An Efficient On-Policy Deep Learning Framework for Stochastic Optimal Control
Mengjian Hua, Mathieu Laurière, Eric Vanden-Eijnden
TL;DR
This work tackles the scalability bottlenecks of differentiating through controlled SDEs in stochastic optimal control by coupling the Girsanov change of measure with a simulation-free on-policy gradient. It derives a gradient formula that evaluates on the actual control path without backpropagating through trajectory solutions and offers a practical alternative objective amenable to automatic differentiation. The framework is applied to (i) constructing Föllmer processes for sampling from unnormalized distributions and (ii) fine-tuning diffusion-model drifts to tilt target distributions, achieving substantial reductions in memory and computation compared to SDE-differentiation baselines. Overall, the method provides a scalable, memory-efficient paradigm for training neural controllers in SOC and related probabilistic modeling tasks with real-world impact in sampling and generative modeling.
Abstract
We present a novel on-policy algorithm for solving stochastic optimal control (SOC) problems.

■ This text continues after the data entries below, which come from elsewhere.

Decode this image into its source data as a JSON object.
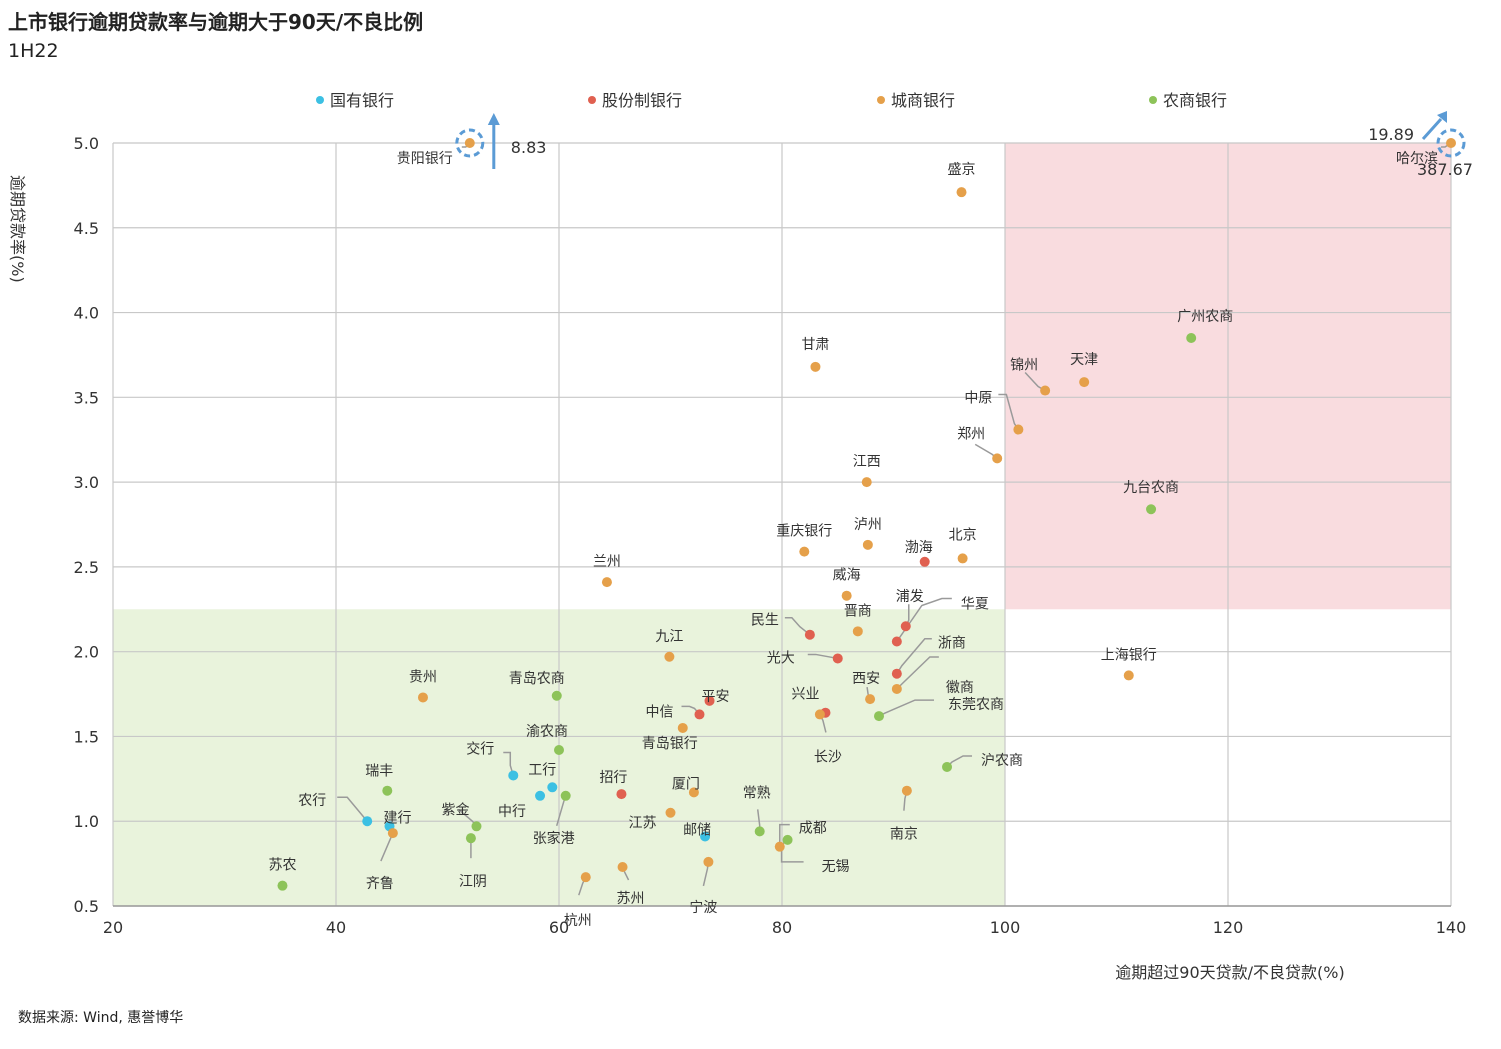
{
  "title": "上市银行逾期贷款率与逾期大于90天/不良比例",
  "subtitle": "1H22",
  "source": "数据来源: Wind, 惠誉博华",
  "colors": {
    "国有银行": "#3cc0e3",
    "股份制银行": "#e06050",
    "城商银行": "#e5a04a",
    "农商银行": "#8dc359",
    "pink_zone": "#f9dcdf",
    "green_zone": "#e9f3dc",
    "grid": "#c8c8c8",
    "leader": "#9a9a9a",
    "arrow": "#5b9bd5"
  },
  "chart_data": {
    "type": "scatter",
    "title": "上市银行逾期贷款率与逾期大于90天/不良比例",
    "subtitle": "1H22",
    "xlabel": "逾期超过90天贷款/不良贷款(%)",
    "ylabel": "逾期贷款率(%)",
    "xlim": [
      20,
      140
    ],
    "ylim": [
      0.5,
      5.0
    ],
    "xticks": [
      20,
      40,
      60,
      80,
      100,
      120,
      140
    ],
    "yticks": [
      "0.5",
      "1.0",
      "1.5",
      "2.0",
      "2.5",
      "3.0",
      "3.5",
      "4.0",
      "4.5",
      "5.0"
    ],
    "grid": true,
    "legend_position": "top",
    "legend": [
      "国有银行",
      "股份制银行",
      "城商银行",
      "农商银行"
    ],
    "zones": [
      {
        "x": [
          100,
          140
        ],
        "y": [
          2.25,
          5.0
        ],
        "color": "pink_zone"
      },
      {
        "x": [
          20,
          100
        ],
        "y": [
          0.5,
          2.25
        ],
        "color": "green_zone"
      }
    ],
    "series": [
      {
        "name": "国有银行",
        "points": [
          {
            "label": "工行",
            "x": 59.4,
            "y": 1.2
          },
          {
            "label": "建行",
            "x": 44.8,
            "y": 0.97
          },
          {
            "label": "农行",
            "x": 42.8,
            "y": 1.0
          },
          {
            "label": "中行",
            "x": 58.3,
            "y": 1.15
          },
          {
            "label": "交行",
            "x": 55.9,
            "y": 1.27
          },
          {
            "label": "邮储",
            "x": 73.1,
            "y": 0.91
          }
        ]
      },
      {
        "name": "股份制银行",
        "points": [
          {
            "label": "招行",
            "x": 65.6,
            "y": 1.16
          },
          {
            "label": "中信",
            "x": 72.6,
            "y": 1.63
          },
          {
            "label": "平安",
            "x": 73.5,
            "y": 1.71
          },
          {
            "label": "兴业",
            "x": 83.9,
            "y": 1.64
          },
          {
            "label": "光大",
            "x": 85.0,
            "y": 1.96
          },
          {
            "label": "民生",
            "x": 82.5,
            "y": 2.1
          },
          {
            "label": "华夏",
            "x": 90.3,
            "y": 2.06
          },
          {
            "label": "浦发",
            "x": 91.1,
            "y": 2.15
          },
          {
            "label": "浙商",
            "x": 90.3,
            "y": 1.87
          },
          {
            "label": "渤海",
            "x": 92.8,
            "y": 2.53
          }
        ]
      },
      {
        "name": "城商银行",
        "points": [
          {
            "label": "贵阳银行",
            "x": 52.0,
            "y": 5.0,
            "actual_y": "8.83"
          },
          {
            "label": "哈尔滨",
            "x": 140.0,
            "y": 5.0,
            "actual_x": "387.67",
            "actual_y": "19.89"
          },
          {
            "label": "盛京",
            "x": 96.1,
            "y": 4.71
          },
          {
            "label": "甘肃",
            "x": 83.0,
            "y": 3.68
          },
          {
            "label": "锦州",
            "x": 103.6,
            "y": 3.54
          },
          {
            "label": "天津",
            "x": 107.1,
            "y": 3.59
          },
          {
            "label": "中原",
            "x": 101.2,
            "y": 3.31
          },
          {
            "label": "郑州",
            "x": 99.3,
            "y": 3.14
          },
          {
            "label": "江西",
            "x": 87.6,
            "y": 3.0
          },
          {
            "label": "重庆银行",
            "x": 82.0,
            "y": 2.59
          },
          {
            "label": "泸州",
            "x": 87.7,
            "y": 2.63
          },
          {
            "label": "北京",
            "x": 96.2,
            "y": 2.55
          },
          {
            "label": "兰州",
            "x": 64.3,
            "y": 2.41
          },
          {
            "label": "威海",
            "x": 85.8,
            "y": 2.33
          },
          {
            "label": "晋商",
            "x": 86.8,
            "y": 2.12
          },
          {
            "label": "上海银行",
            "x": 111.1,
            "y": 1.86
          },
          {
            "label": "九江",
            "x": 69.9,
            "y": 1.97
          },
          {
            "label": "贵州",
            "x": 47.8,
            "y": 1.73
          },
          {
            "label": "西安",
            "x": 87.9,
            "y": 1.72
          },
          {
            "label": "徽商",
            "x": 90.3,
            "y": 1.78
          },
          {
            "label": "长沙",
            "x": 83.4,
            "y": 1.63
          },
          {
            "label": "青岛银行",
            "x": 71.1,
            "y": 1.55
          },
          {
            "label": "南京",
            "x": 91.2,
            "y": 1.18
          },
          {
            "label": "厦门",
            "x": 72.1,
            "y": 1.17
          },
          {
            "label": "江苏",
            "x": 70.0,
            "y": 1.05
          },
          {
            "label": "齐鲁",
            "x": 45.1,
            "y": 0.93
          },
          {
            "label": "成都",
            "x": 79.8,
            "y": 0.85
          },
          {
            "label": "苏州",
            "x": 65.7,
            "y": 0.73
          },
          {
            "label": "宁波",
            "x": 73.4,
            "y": 0.76
          },
          {
            "label": "杭州",
            "x": 62.4,
            "y": 0.67
          }
        ]
      },
      {
        "name": "农商银行",
        "points": [
          {
            "label": "广州农商",
            "x": 116.7,
            "y": 3.85
          },
          {
            "label": "九台农商",
            "x": 113.1,
            "y": 2.84
          },
          {
            "label": "青岛农商",
            "x": 59.8,
            "y": 1.74
          },
          {
            "label": "东莞农商",
            "x": 88.7,
            "y": 1.62
          },
          {
            "label": "渝农商",
            "x": 60.0,
            "y": 1.42
          },
          {
            "label": "沪农商",
            "x": 94.8,
            "y": 1.32
          },
          {
            "label": "瑞丰",
            "x": 44.6,
            "y": 1.18
          },
          {
            "label": "张家港",
            "x": 60.6,
            "y": 1.15
          },
          {
            "label": "紫金",
            "x": 52.6,
            "y": 0.97
          },
          {
            "label": "江阴",
            "x": 52.1,
            "y": 0.9
          },
          {
            "label": "常熟",
            "x": 78.0,
            "y": 0.94
          },
          {
            "label": "无锡",
            "x": 80.5,
            "y": 0.89
          },
          {
            "label": "苏农",
            "x": 35.2,
            "y": 0.62
          }
        ]
      }
    ]
  }
}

By leveraging the Girsanov theorem, our method directly computes on-policy gradients of the SOC objective without expensive backpropagation through stochastic differential equations or adjoint problem solutions. This approach significantly accelerates the optimization of neural network control policies while scaling efficiently to high-dimensional problems and long time horizons. We evaluate our method on classical SOC benchmarks as well as applications to sampling from unnormalized distributions via Schrödinger-Föllmer processes and fine-tuning pre-trained diffusion models. Experimental results demonstrate substantial improvements in both computational speed and memory efficiency compared to existing approaches.